How hard is it to see a doctor? It all depends on where you live and what your circumstaces are. Demographic factors have produced a large number of doctors at retirement age. Others have set up concierge practices that require patients to pay an annual fee to receive treatment.
A 2012 study by the physician recruiting firm Merritt Hawkins found that, even then, more than half of doctors had limited Medicare patient access to their practices. One out of four no longer took on Medicaid patients.
For a while now, healthcare policymakers have been warning that the U.S. could face a shortage of primary care physicians in the next few years.
IHS Inc., an economic forecasting firm, issued a report commissioned by the American Association of Medical Colleges, looking at physician supply and demand between 2013 and 2025.
It broke the results down by four specialties: primary care, medical specialties, surgical specialties, and “other” specialties.
Supply and demand
Early in the study cycle, it finds that demand for physicians is growing faster than supply. Even though the supply of available doctors is projected to grow modestly between 2013 and 2025, demand for their services will grow even faster.
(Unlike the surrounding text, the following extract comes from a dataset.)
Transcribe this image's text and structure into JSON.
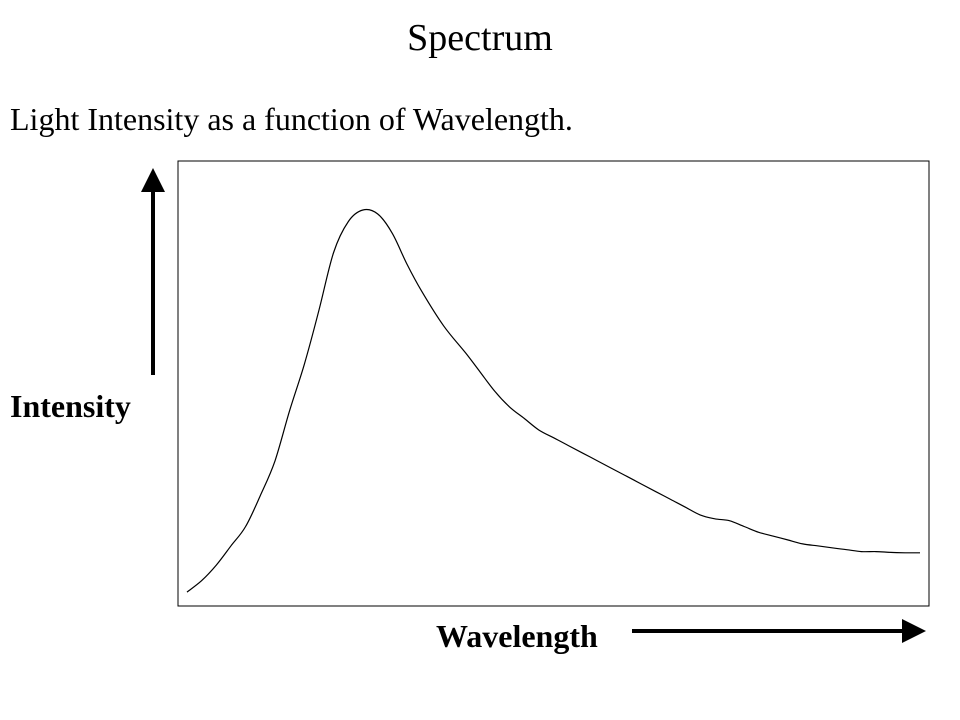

The report projects that demand for physicians will grow by up to 17%, triggered by a population that is both growing and aging.
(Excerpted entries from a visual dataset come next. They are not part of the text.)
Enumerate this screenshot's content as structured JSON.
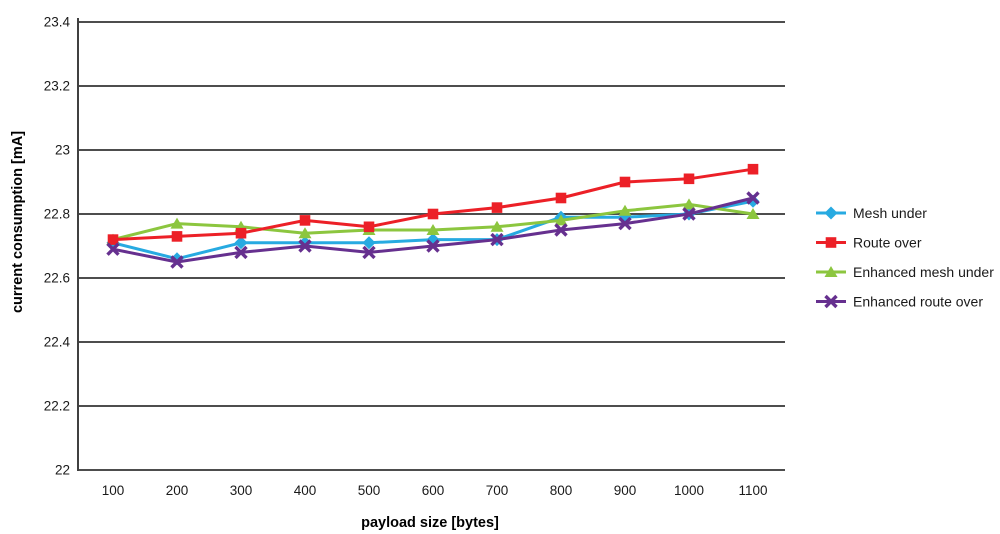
{
  "chart_data": {
    "type": "line",
    "title": "",
    "xlabel": "payload size [bytes]",
    "ylabel": "current consumption [mA]",
    "xlim": [
      50,
      1150
    ],
    "ylim": [
      22,
      23.4
    ],
    "grid": "horizontal",
    "legend_position": "right",
    "x": [
      100,
      200,
      300,
      400,
      500,
      600,
      700,
      800,
      900,
      1000,
      1100
    ],
    "xtick_labels": [
      "100",
      "200",
      "300",
      "400",
      "500",
      "600",
      "700",
      "800",
      "900",
      "1000",
      "1100"
    ],
    "yticks": [
      22,
      22.2,
      22.4,
      22.6,
      22.8,
      23,
      23.2,
      23.4
    ],
    "ytick_labels": [
      "22",
      "22.2",
      "22.4",
      "22.6",
      "22.8",
      "23",
      "23.2",
      "23.4"
    ],
    "series": [
      {
        "name": "Mesh under",
        "color": "#27AAE1",
        "marker": "diamond",
        "values": [
          22.71,
          22.66,
          22.71,
          22.71,
          22.71,
          22.72,
          22.72,
          22.79,
          22.79,
          22.8,
          22.84
        ]
      },
      {
        "name": "Route over",
        "color": "#EC2027",
        "marker": "square",
        "values": [
          22.72,
          22.73,
          22.74,
          22.78,
          22.76,
          22.8,
          22.82,
          22.85,
          22.9,
          22.91,
          22.94
        ]
      },
      {
        "name": "Enhanced mesh under",
        "color": "#8CC63F",
        "marker": "triangle",
        "values": [
          22.72,
          22.77,
          22.76,
          22.74,
          22.75,
          22.75,
          22.76,
          22.78,
          22.81,
          22.83,
          22.8
        ]
      },
      {
        "name": "Enhanced route over",
        "color": "#66308F",
        "marker": "x",
        "values": [
          22.69,
          22.65,
          22.68,
          22.7,
          22.68,
          22.7,
          22.72,
          22.75,
          22.77,
          22.8,
          22.85
        ]
      }
    ],
    "colors": {
      "gridline": "#4D4D4D",
      "axis": "#404040",
      "text": "#1a1a1a"
    }
  }
}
The fact that more people are covered by health insurance under the Affordable Care Act (ACA) accounts for only a 2% increase in demand, the researchers found. Other studies have shown that many newly covered consumers don't seek medical treatment, due in part to high deductibles.
The authors warn that by 2025, anywhere from 46,000 to 90,000 more consumers will be seeking medical treatment than there are doctors to treat them. Total shortages in 2025 are expected to vary by specialty grouping. They include 12,500 to 31,100 fewer primary care physicians, 5,100 to 12,300 medical specialists, 23,100 to 31,600 surgical specialists, and 28,200 and 63,700 non-primary care physicians.
The report's authors suggest a multi-pronged approach to addressing the shortfall. Innovation in delivery of services could help, they say, such as greater reliance on technology.
In the end, the authors believe that no single solution will be sufficient. And because it takes so long to train a physician, the problem needs to be addressed now.
Until that happens, walk-in clinics and urgent care facilities may take up some of the slack. But the Urgent Care Association of American says these stand-alone medical facilities should not take the place of ongoing primary care, but rather should be considered a bridge for patients between health care providers.